Fr Trevor Nathasingh has passionately expressed his concerns about the state of Trinidad and Tobago, lamenting that this country is undergoing judgement, having “squandered the mercies of God,” and had regrettably lost the opportunity to be a beacon of light in the Caribbean. “Our greed and our selfishness and our pride and our hardness of heart made us lose it. We have lost it,” he said.
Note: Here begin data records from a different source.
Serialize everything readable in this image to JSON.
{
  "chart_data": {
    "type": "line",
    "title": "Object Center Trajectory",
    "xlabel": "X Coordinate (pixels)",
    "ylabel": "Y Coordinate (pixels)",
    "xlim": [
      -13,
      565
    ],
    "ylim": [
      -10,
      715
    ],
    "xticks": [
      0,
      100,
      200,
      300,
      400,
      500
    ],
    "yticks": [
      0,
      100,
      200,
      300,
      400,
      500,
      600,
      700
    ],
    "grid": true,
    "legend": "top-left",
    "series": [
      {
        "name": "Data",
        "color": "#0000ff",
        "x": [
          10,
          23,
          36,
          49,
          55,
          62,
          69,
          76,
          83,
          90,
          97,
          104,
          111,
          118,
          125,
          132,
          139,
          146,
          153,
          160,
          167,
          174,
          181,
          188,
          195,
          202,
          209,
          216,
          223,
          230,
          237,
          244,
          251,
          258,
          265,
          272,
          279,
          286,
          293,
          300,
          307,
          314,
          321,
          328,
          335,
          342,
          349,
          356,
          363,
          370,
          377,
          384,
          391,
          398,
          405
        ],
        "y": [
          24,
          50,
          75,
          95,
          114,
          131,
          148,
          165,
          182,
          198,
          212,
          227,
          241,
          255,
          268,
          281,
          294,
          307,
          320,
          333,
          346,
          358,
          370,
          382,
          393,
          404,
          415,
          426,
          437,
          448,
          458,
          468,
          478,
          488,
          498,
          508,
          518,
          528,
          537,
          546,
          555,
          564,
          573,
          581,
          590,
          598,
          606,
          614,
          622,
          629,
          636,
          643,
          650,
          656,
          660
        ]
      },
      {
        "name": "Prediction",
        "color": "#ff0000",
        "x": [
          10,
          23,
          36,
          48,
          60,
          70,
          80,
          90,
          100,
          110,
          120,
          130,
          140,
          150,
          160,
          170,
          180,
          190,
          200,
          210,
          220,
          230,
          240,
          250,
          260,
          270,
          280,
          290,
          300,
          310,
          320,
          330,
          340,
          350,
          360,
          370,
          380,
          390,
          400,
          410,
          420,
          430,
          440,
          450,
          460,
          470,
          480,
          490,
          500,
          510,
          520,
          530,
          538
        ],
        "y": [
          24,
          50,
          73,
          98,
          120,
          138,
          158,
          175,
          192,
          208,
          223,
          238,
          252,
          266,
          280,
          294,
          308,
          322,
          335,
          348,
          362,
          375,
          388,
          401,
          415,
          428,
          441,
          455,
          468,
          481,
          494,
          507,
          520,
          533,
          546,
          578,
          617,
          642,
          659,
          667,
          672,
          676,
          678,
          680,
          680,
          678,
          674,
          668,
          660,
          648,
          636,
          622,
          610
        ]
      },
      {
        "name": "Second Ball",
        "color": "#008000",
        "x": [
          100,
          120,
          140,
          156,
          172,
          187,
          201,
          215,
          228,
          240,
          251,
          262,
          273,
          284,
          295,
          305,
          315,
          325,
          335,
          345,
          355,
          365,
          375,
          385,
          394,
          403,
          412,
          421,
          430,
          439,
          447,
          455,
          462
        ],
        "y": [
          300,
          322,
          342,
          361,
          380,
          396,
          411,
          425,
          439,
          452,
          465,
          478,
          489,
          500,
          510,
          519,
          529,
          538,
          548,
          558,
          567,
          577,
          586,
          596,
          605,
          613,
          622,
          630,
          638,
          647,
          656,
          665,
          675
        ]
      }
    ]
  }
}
Drawing inspiration from the book of Hosea in the Bible, the priest likened T&T to God’s description of Israel as a “nation of whores”. He said, “When I read Hosea, I very often say ‘oh God, You talking to us because we have become like that’.” Preaching the homily at last Sunday’s June Laventille Devotions, Fr Nathasingh recalled that early in her tenure Police Commissioner Erla Harewood-Christopher called on the people to pray to God in whatever form they worship Him to change the situation. He made it clear that prayer alone can’t solve the problem: “We need concrete action, too. We need the people who have to do what has to be done to do it and stop passing the responsibility to somebody else. Yes, we are praying, but prayer has to be accompanied by action. Has to be,” he said.
Fr Nathasingh, who previously served as parish priest in Laventille and is now parish priest at St Paul’s RC Church, Couva, said Trinidad and Tobago was “languishing in darkness,” having “wasted the blessings that God has poured upon us.”
He said this country was meant to be a place where “the voice of God would flow through the Caribbean to raise up people who would become God’s people.”
Declaring that God as our loving Father would not abandon us, Fr Nathasingh issued a clarion call to Catholics not to take what is happening in the country “sitting down”, but rather to unite, both in prayer and in practical initiatives, to break the darkness that has engulfed their communities.
He encouraged them to stop being passive bystanders and embrace their responsibility as witnesses for God, actively reaching out to the marginalised and offering hope to those in need.
“Be willing to take our rosaries and walk the streets…. Gather together, pray together, initiate fasting in your communities to break the darkness that is upon us,” he said.
“We got to be on our knees; we got to be on our stomachs; we got to be crying out to God night and day, ‘save us, oh God, lest we perish’.”
The next Laventille Devotions will be held on Sunday, July 16.